10 Jahre Genozid an Jesiden

Zehn Jahre nach dem Völkermord an den Jesiden ist deren Rückkehr in das Shingal-Gebiet weiterhin von Unsicherheit und Bedrohung geprägt. Insgesamt ist die Lage für Jesiden, Christen und andere Minderheiten in weiten Teilen des Iraks weiterhin gefährlich.
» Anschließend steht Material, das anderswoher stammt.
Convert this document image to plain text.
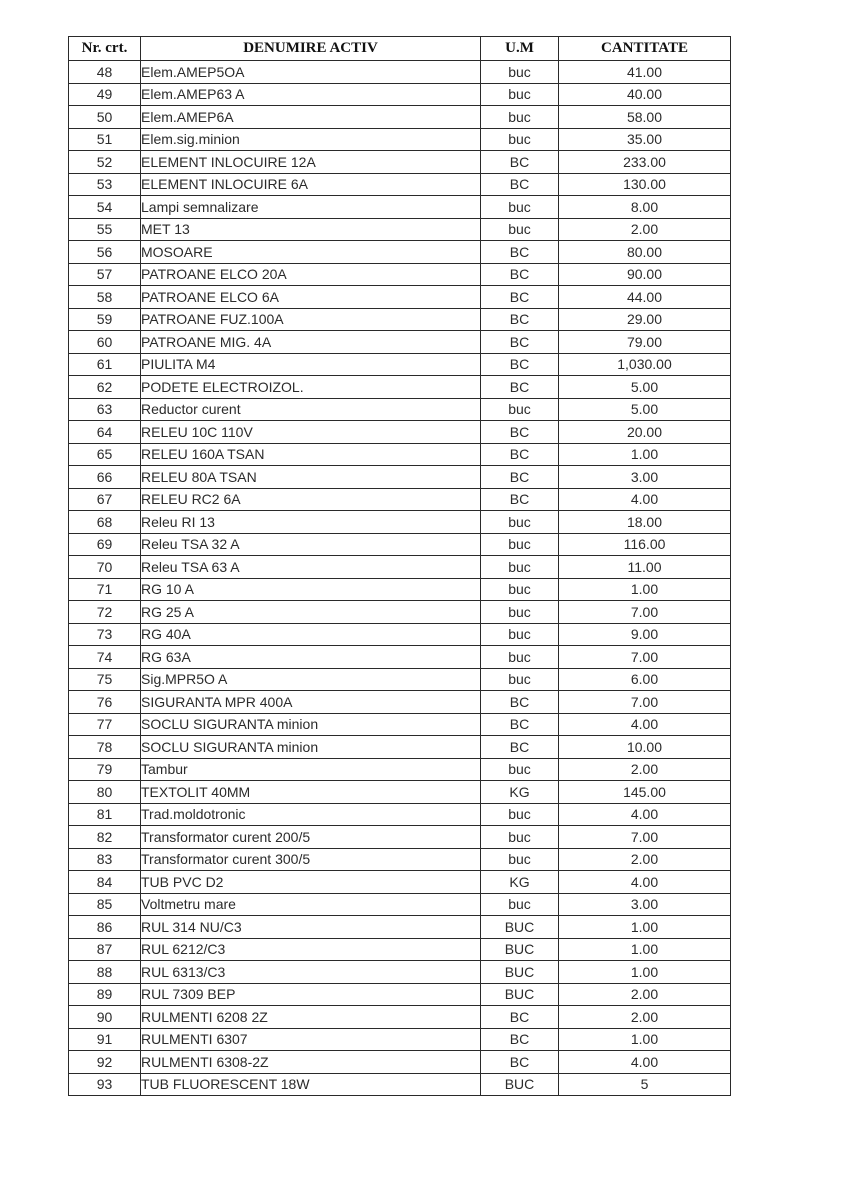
Nr. crt.	DENUMIRE ACTIV	U.M	CANTITATE
48	Elem.AMEP5OA	buc	41.00
49	Elem.AMEP63 A	buc	40.00
50	Elem.AMEP6A	buc	58.00
51	Elem.sig.minion	buc	35.00
52	ELEMENT INLOCUIRE 12A	BC	233.00
53	ELEMENT INLOCUIRE 6A	BC	130.00
54	Lampi semnalizare	buc	8.00
55	MET 13	buc	2.00
56	MOSOARE	BC	80.00
57	PATROANE ELCO 20A	BC	90.00
58	PATROANE ELCO 6A	BC	44.00
59	PATROANE FUZ.100A	BC	29.00
60	PATROANE MIG. 4A	BC	79.00
61	PIULITA M4	BC	1,030.00
62	PODETE ELECTROIZOL.	BC	5.00
63	Reductor curent	buc	5.00
64	RELEU 10C 110V	BC	20.00
65	RELEU 160A TSAN	BC	1.00
66	RELEU 80A TSAN	BC	3.00
67	RELEU RC2 6A	BC	4.00
68	Releu RI 13	buc	18.00
69	Releu TSA 32 A	buc	116.00
70	Releu TSA 63 A	buc	11.00
71	RG 10 A	buc	1.00
72	RG 25 A	buc	7.00
73	RG 40A	buc	9.00
74	RG 63A	buc	7.00
75	Sig.MPR5O A	buc	6.00
76	SIGURANTA MPR 400A	BC	7.00
77	SOCLU SIGURANTA minion	BC	4.00
78	SOCLU SIGURANTA minion	BC	10.00
79	Tambur	buc	2.00
80	TEXTOLIT 40MM	KG	145.00
81	Trad.moldotronic	buc	4.00
82	Transformator curent 200/5	buc	7.00
83	Transformator curent 300/5	buc	2.00
84	TUB PVC D2	KG	4.00
85	Voltmetru mare	buc	3.00
86	RUL 314 NU/C3	BUC	1.00
87	RUL 6212/C3	BUC	1.00
88	RUL 6313/C3	BUC	1.00
89	RUL 7309 BEP	BUC	2.00
90	RULMENTI 6208 2Z	BC	2.00
91	RULMENTI 6307	BC	1.00
92	RULMENTI 6308-2Z	BC	4.00
93	TUB FLUORESCENT 18W	BUC	5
Immer mehr IS-Kämpfer kehren in die Region Mossul zurück.
Völkermord an Jesiden jährt sich zum 10. Mal
IGFM: Rückkehr für Jesiden nach Shingal nicht sicher
Weiterhin schwierige Bedingungen für religiöse Minderheiten im Irak
Frankfurt am Main, 2. August 2024 – Zehn Jahre nach dem Völkermord an den Jesiden ist deren Rückkehr in das Shingal-Gebiet weiter von Unsicherheit und Bedrohung geprägt, berichtet die Internationale Gesellschaft für Menschenrechte (IGFM). Insgesamt ist die Lage für Jesiden, Christen und andere Minderheiten in Teilen des Iraks weiterhin gefährlich. Die IGFM ruft die internationale Gemeinschaft daher dringend auf, die Rückkehrbedingungen für die jesidische Gemeinschaft im Irak zu verbessern und deren Sicherheit zu gewährleisten. Auch weist die Menschenrechtsorganisation auf die schwierige Situation weiterer religiöser Minderheiten hin. So kehren immer mehr IS-Kämpfer in die Region Mossul zurück.
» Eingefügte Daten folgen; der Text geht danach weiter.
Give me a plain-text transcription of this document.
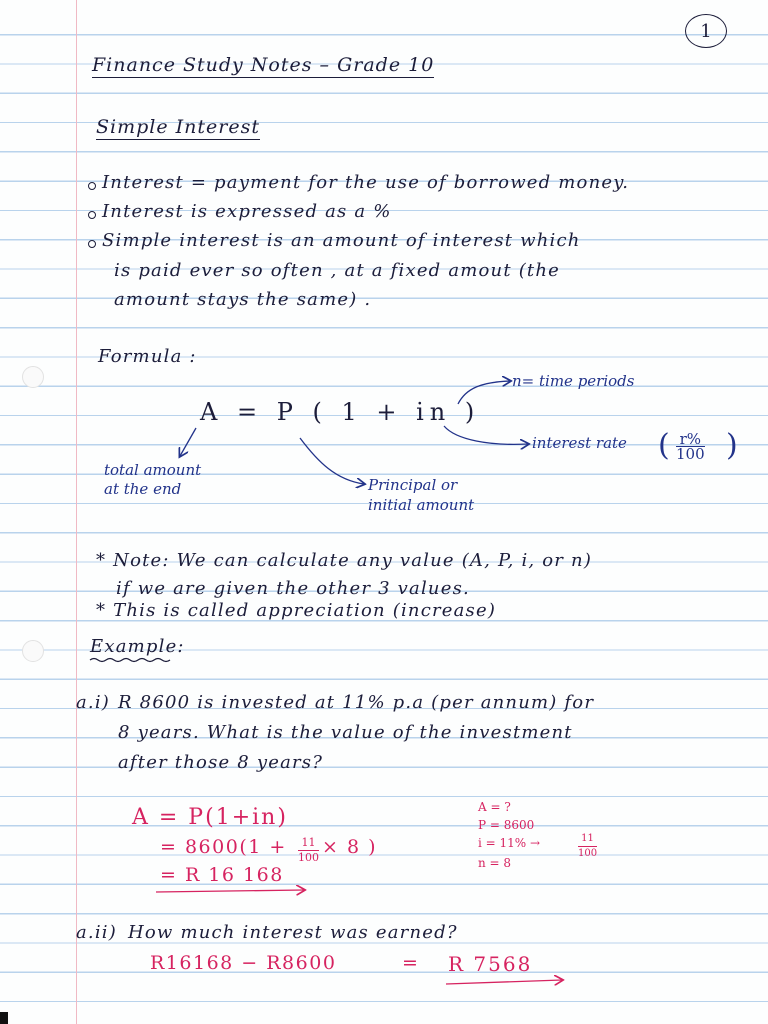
1
Finance Study Notes – Grade 10
Simple Interest
Interest = payment for the use of borrowed money.
Interest is expressed as a %
Simple interest is an amount of interest which
is paid ever so often , at a fixed amout (the
amount stays the same) .
Formula :
A = P ( 1 + in )
n= time periods
interest rate ( r%
100 )
total amount
at the end	Principal or
initial amount
* Note: We can calculate any value (A, P, i, or n)
if we are given the other 3 values.
* This is called appreciation (increase)
Example:
a.i) R 8600 is invested at 11% p.a (per annum) for
8 years. What is the value of the investment
after those 8 years?
A = P(1+in)
= 8600(1 + 11
100 × 8 )
= R 16 168
A = ?
P = 8600
i = 11% →	11
100
n = 8
a.ii) How much interest was earned?
R16168 − R8600	= R 7568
In der Nacht vom 3./4. August 2014 verübte die islamistische Terrororganisation Islamischer Staat (IS) im Shingal-Gebiet im Nordwesten des Irak einen gezielten Völkermord an der religiösen Minderheit der Jesiden. Tausende unbewaffnete Jesiden, aber auch in dieser Region lebende Christen und Schiiten wurden ermordet, Frauen und Mädchen verschleppt, vergewaltigt, versklavt und schließlich wie beliebige Beute als „Sklavinnen“ an Kämpfer des IS verkauft, verschenkt, verlost oder verheiratet.
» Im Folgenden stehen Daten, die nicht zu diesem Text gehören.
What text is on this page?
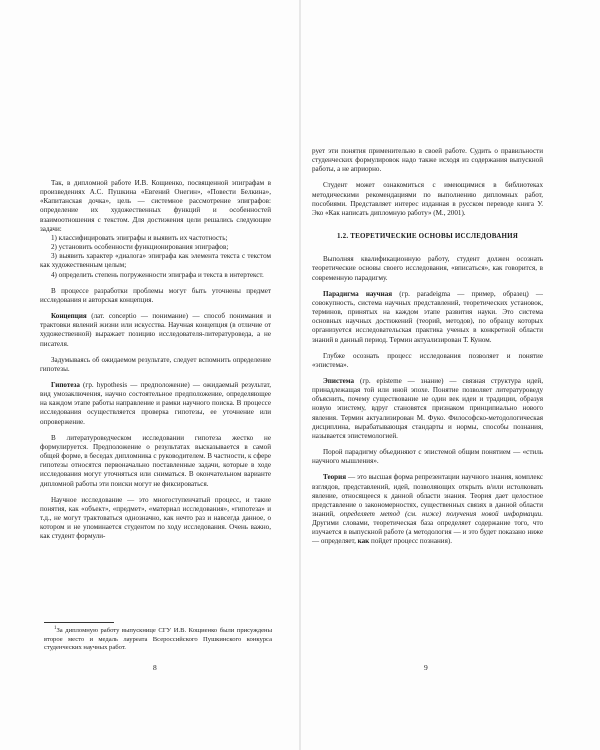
Так, в дипломной работе И.В. Кощиенко, посвященной эпиграфам в произведениях А.С. Пушкина «Евгений Онегин», «Повести Белкина», «Капитанская дочка», цель — системное рассмотрение эпиграфов: определение их художественных функций и особенностей взаимоотношения с текстом. Для достижения цели решались следующие задачи:

1) классифицировать эпиграфы и выявить их частотность;

2) установить особенности функционирования эпиграфов;

3) выявить характер «диалога» эпиграфа как элемента текста с текстом как художественным целым;

4) определить степень погруженности эпиграфа и текста в интертекст.

В процессе разработки проблемы могут быть уточнены предмет исследования и авторская концепция.

Концепция (лат. conceptio — понимание) — способ понимания и трактовки явлений жизни или искусства. Научная концепция (в отличие от художественной) выражает позицию исследователя-литературоведа, а не писателя.

Задумываясь об ожидаемом результате, следует вспомнить определение гипотезы.

Гипотеза (гр. hypothesis — предположение) — ожидаемый результат, вид умозаключения, научно состоятельное предположение, определяющее на каждом этапе работы направление и рамки научного поиска. В процессе исследования осуществляется проверка гипотезы, ее уточнение или опровержение.

В литературоведческом исследовании гипотеза жестко не формулируется. Предположение о результатах высказывается в самой общей форме, в беседах дипломника с руководителем. В частности, к сфере гипотезы относятся первоначально поставленные задачи, которые в ходе исследования могут уточняться или сниматься. В окончательном варианте дипломной работы эти поиски могут не фиксироваться.

Научное исследование — это многоступенчатый процесс, и такие понятия, как «объект», «предмет», «материал исследования», «гипотеза» и т.д., не могут трактоваться однозначно, как нечто раз и навсегда данное, о котором и не упоминается студентом по ходу исследования. Очень важно, как студент формули-

$^1$За дипломную работу выпускнице СГУ И.В. Кощиенко были присуждены второе место и медаль лауреата Всероссийского Пушкинского конкурса студенческих научных работ.
8

рует эти понятия применительно в своей работе. Судить о правильности студенческих формулировок надо также исходя из содержания выпускной работы, а не априорно.

Студент может ознакомиться с имеющимися в библиотеках методическими рекомендациями по выполнению дипломных работ, пособиями. Представляет интерес изданная в русском переводе книга У. Эко «Как написать дипломную работу» (М., 2001).

1.2. ТЕОРЕТИЧЕСКИЕ ОСНОВЫ ИССЛЕДОВАНИЯ

Выполняя квалификационную работу, студент должен осознать теоретические основы своего исследования, «вписаться», как говорится, в современную парадигму.

Парадигма научная (гр. paradeigma — пример, образец) — совокупность, система научных представлений, теоретических установок, терминов, принятых на каждом этапе развития науки. Это система основных научных достижений (теорий, методов), по образцу которых организуется исследовательская практика ученых в конкретной области знаний в данный период. Термин актуализирован Т. Куном.

Глубже осознать процесс исследования позволяет и понятие «эпистема».

Эпистема (гр. episteme — знание) — связная структура идей, принадлежащая той или иной эпохе. Понятие позволяет литературоведу объяснить, почему существование не один век идеи и традиции, образуя новую эпистему, вдруг становятся признаком принципиально нового явления. Термин актуализирован М. Фуко. Философско-методологическая дисциплина, вырабатывающая стандарты и нормы, способы познания, называется эпистемологией.

Порой парадигму объединяют с эпистемой общим понятием — «стиль научного мышления».

Теория — это высшая форма репрезентации научного знания, комплекс взглядов, представлений, идей, позволяющих открыть в/или истолковать явление, относящееся к данной области знания. Теория дает целостное представление о закономерностях, существенных связях в данной области знаний, определяет метод (см. ниже) получения новой информации. Другими словами, теоретическая база определяет содержание того, что изучается в выпускной работе (а методология — и это будет показано ниже — определяет, как пойдет процесс познания).

9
Die Terrormiliz beendete auch fast 2.000 Jahre christliches Leben in der Niniveh-Ebene. Die christliche Bevölkerung von Mossul, der zweitgrößten Stadt im Irak, wurde vor die Wahl gestellt, entweder eine Kopfsteuer zu zahlen, zum Islam überzutreten oder hingerichtet zu werden. Viele flohen vor der Gewalt. Während vor der US-Invasion im Irak 1,5 Millionen Christen lebten, ist ihre Zahl heute auf schätzungsweise 150.000 gesunken. Trotz der militärischen Niederlage des IS hat der irakische Staat keine ausreichenden rechtlichen Maßnahmen ergriffen, um das Vertrauen der verfolgten Minderheiten zu gewinnen. Christliche und jesidische Gemeinschaften sind weiterhin nicht rechtlich gleichgestellt, und die Aufarbeitung der IS-Gräuel bleibt aus, kritisiert die IGFM.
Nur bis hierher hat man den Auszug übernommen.